Hashtag Challenges and Human Psychological Responses
Since the time Coronavirus has entered everybody’s lives, people have become comfortable staying at home. There might be something interesting that keeps them entertained at all times, even at their homes. Ever wondered what it would be? Let me make it a bit easier for you. You might have seen people getting outside a moving car and dancing, popularly known as the #KikiChallenge, doing the #thisorthatchallenge, etc. These hashtag challenges keep trending on social media platforms from time to time. But are these challenges serving their purpose of entertaining people or having adverse consequences?
Some examples of dangerous challenges
I am sure you have heard about the dangerous Blue Whale Challenge, which made people perform certain tasks and ultimately commit suicide. Since this challenge went viral, many suicides, self-harms, and suicide attempts came into the picture.

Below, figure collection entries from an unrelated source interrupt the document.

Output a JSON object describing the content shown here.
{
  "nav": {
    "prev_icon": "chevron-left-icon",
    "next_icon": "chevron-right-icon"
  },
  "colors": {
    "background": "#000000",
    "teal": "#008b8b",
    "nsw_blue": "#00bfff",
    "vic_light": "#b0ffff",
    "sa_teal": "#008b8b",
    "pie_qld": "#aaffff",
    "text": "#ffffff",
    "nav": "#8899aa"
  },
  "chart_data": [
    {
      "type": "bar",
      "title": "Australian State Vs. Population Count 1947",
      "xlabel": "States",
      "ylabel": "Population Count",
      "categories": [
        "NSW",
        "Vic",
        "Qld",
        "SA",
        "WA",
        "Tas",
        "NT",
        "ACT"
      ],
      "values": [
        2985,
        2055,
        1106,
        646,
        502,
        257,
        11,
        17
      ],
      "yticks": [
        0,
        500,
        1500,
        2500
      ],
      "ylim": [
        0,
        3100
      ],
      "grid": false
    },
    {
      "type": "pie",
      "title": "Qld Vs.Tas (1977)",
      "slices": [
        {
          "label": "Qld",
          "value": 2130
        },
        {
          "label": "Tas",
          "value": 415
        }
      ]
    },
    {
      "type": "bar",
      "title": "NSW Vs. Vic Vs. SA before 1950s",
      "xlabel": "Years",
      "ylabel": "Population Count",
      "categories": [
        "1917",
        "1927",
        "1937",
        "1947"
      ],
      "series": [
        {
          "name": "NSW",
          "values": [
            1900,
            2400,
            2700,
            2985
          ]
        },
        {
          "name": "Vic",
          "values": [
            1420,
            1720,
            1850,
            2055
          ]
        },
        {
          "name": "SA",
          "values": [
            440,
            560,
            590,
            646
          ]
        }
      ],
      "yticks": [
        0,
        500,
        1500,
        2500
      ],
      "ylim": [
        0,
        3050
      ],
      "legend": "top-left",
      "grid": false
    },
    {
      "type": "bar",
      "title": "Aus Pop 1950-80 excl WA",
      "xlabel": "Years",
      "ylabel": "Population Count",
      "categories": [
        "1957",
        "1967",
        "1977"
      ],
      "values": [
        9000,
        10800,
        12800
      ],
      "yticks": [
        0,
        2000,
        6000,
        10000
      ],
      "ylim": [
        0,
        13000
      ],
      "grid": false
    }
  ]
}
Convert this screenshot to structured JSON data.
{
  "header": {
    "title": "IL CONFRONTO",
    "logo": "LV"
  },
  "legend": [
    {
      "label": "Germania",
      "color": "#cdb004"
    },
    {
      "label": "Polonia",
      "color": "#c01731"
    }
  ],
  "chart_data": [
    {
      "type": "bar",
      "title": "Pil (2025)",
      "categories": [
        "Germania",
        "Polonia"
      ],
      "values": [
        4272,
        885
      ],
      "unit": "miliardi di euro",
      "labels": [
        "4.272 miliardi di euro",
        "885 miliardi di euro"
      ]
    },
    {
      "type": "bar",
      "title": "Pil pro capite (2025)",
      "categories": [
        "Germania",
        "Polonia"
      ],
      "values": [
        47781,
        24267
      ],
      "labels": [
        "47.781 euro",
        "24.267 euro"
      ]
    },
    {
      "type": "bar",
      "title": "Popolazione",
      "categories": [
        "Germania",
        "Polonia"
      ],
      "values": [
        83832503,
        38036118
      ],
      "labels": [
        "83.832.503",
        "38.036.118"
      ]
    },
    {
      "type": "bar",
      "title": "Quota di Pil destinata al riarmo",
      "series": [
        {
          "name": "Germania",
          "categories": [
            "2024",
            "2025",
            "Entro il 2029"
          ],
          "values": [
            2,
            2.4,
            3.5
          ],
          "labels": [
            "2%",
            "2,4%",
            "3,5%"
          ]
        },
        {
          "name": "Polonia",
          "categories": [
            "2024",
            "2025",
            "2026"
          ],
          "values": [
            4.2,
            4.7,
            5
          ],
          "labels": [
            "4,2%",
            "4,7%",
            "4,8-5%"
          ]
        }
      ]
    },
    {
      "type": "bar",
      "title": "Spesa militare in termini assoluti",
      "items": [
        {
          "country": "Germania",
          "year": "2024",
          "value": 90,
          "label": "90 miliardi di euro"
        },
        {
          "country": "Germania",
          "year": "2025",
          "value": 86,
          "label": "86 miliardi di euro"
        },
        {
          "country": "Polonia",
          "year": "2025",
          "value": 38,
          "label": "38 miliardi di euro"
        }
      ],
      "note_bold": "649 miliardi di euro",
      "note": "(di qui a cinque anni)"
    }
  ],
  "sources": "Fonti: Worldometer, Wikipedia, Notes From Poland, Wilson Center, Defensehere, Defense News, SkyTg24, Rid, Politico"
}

While writing about hashtag challenges, it is imperative to state that not all challenges bring adverse consequences. Hashtag Challenges or trends like #thisorthatchallenge lets people make short videos (or ‘reels’ on Instagram and Facebook) in which they move towards their preferred choices. This challenge is not as dangerous as others, but people end up posting their personal preferences publicly.

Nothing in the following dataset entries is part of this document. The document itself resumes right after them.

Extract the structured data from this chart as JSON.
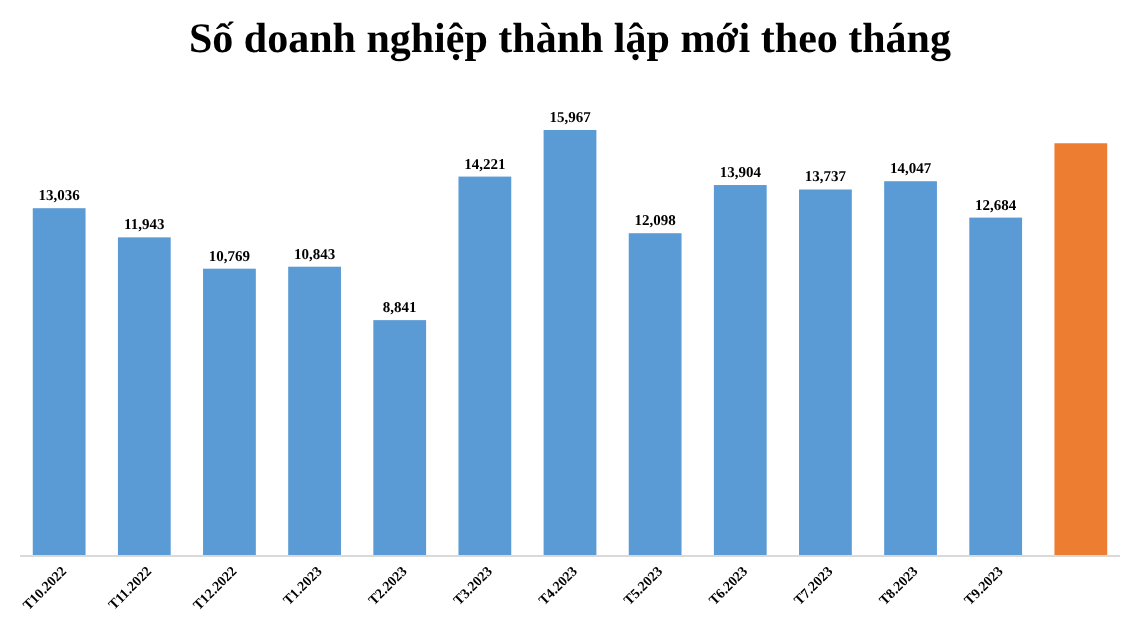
{
  "chart_data": {
    "type": "bar",
    "title": "Số doanh nghiệp thành lập mới theo tháng",
    "categories": [
      "T10.2022",
      "T11.2022",
      "T12.2022",
      "T1.2023",
      "T2.2023",
      "T3.2023",
      "T4.2023",
      "T5.2023",
      "T6.2023",
      "T7.2023",
      "T8.2023",
      "T9.2023",
      null
    ],
    "values": [
      13036,
      11943,
      10769,
      10843,
      8841,
      14221,
      15967,
      12098,
      13904,
      13737,
      14047,
      12684,
      15470
    ],
    "colors": [
      "#5b9bd5",
      "#5b9bd5",
      "#5b9bd5",
      "#5b9bd5",
      "#5b9bd5",
      "#5b9bd5",
      "#5b9bd5",
      "#5b9bd5",
      "#5b9bd5",
      "#5b9bd5",
      "#5b9bd5",
      "#5b9bd5",
      "#ed7d31"
    ],
    "value_labels": [
      "13,036",
      "11,943",
      "10,769",
      "10,843",
      "8,841",
      "14,221",
      "15,967",
      "12,098",
      "13,904",
      "13,737",
      "14,047",
      "12,684",
      null
    ],
    "relative": false
  }
}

Another hashtag challenge that turned out to be deadly was #BenadrylChallenge. Someone posted this challenge on TikTok, after which it got viral on all social media platforms. Teenagers and kids took excessive doses of the anti-allergic medicine leading to hallucinations. Consequently, this challenge turned out fatal, even leading to deaths. A 15-year-old girl from Oklahoma, USA, died after taking high doses of this anti-allergic medicine after watching TikTok users dare each other to perform the challenge.
This challenge became popular in 2013. People had to consume a spoonful of powdered cinnamon in 60 seconds without drinking anything and upload the video as evidence of participating in the challenge. Excessive cinnamon consumption can lead to throat irritation, collapsed lungs, breathing difficulties, and pneumonia, making the challenge harmful.
5. Other challenges
Besides the challenges mentioned above, there are other challenges as well that are way more dangerous. Some of them are #FireChallenge, #SaltandIceChallenge, #TidePodChallenge, #thechokinggame, etc. However, some challenges are part of a noble campaign and serve the purpose of helping people. Such viral campaigns or trends are known as viral altruism. One such challenge which can fall within the ambit of viral altruism is the #IceBucketChallenge. This challenge reached its peak in 2014 when people poured ice-cold water over their heads.
They uploaded the video of the act on different social media platforms, further nominating others for performing the same. Users performed this challenge to gather donations for a motor neurone disease called ALS (Amyotrophic Lateral Sclerosis). Dr Sander Van Der Linden, a Social Psychologist, has set a recipe for such online altruism by using the SMART acronym. SMART stands for social influences, moral imperatives, affective reactions, and translational impact. According to Dr Linden, empathy is an emotional contagion and responding to people’s feelings with a charitable act reflects a warm glow of optimism in people.
How do humans respond to such challenges?
FOMO (fear of missing out) might be a reason why humans respond to these challenges in weird ways. The Collins dictionary defines FOMO as “the belief of some people that others are having a good time without them”. It is a kind of social anxiety that pressurises people to stay connected with what their peers are doing. The ‘likes’ and ‘comments’ on social media platforms trigger dopamine and serotonin, often called mood stabilisers or happy hormones. Eventually, this increases the urge to participate in such challenges. Psychologists mention that the same emotions that motivate people to be a part of a charitable viral challenges can attract them to participate in extremely dangerous viral challenges.
Teenagers are more susceptible to participating in these challenges as their decision-making capacity is still in the developing stage. A study states that 39% of teenagers post content on social media because of peer pressure to gain more likes and comments and become popular. They urge to get validation from their peers and get accepted by the cool and popular group.
For instance, according to Jennifer Hettema, a clinical psychologist,
Social media can project a feeling of community and connection, and viral challenges can gain momentum very quickly as a result.
Completing the trending challenges may feel like a badge of honour for a person whose family or friends do not appreciate them or value them in their personal life. In other words, participating in such challenges becomes a way to make a place for themselves in the social circles.
The trend of participating in challenges began after 2012. Among the most popular challenges, the #IceBucketChallenge gained a lot of popularity. This challenge helped raise awareness for ALS. Hence, it was for a noble cause. After this, many challenges have kept coming with no positive consequences whatsoever, and the trend continues. Challenges these days rather bring disastrous consequences. Therefore, here are a few precautions that are necessary to avoid falling into trouble:
- Know the difference between dangerous and entertaining challenges.
- Talk to your kids about trends and challenges frequently. Parents should know the platforms their kids are using and the content they are watching.
- If someone is showing signs that are concerning, do not hesitate to seek help from a professional.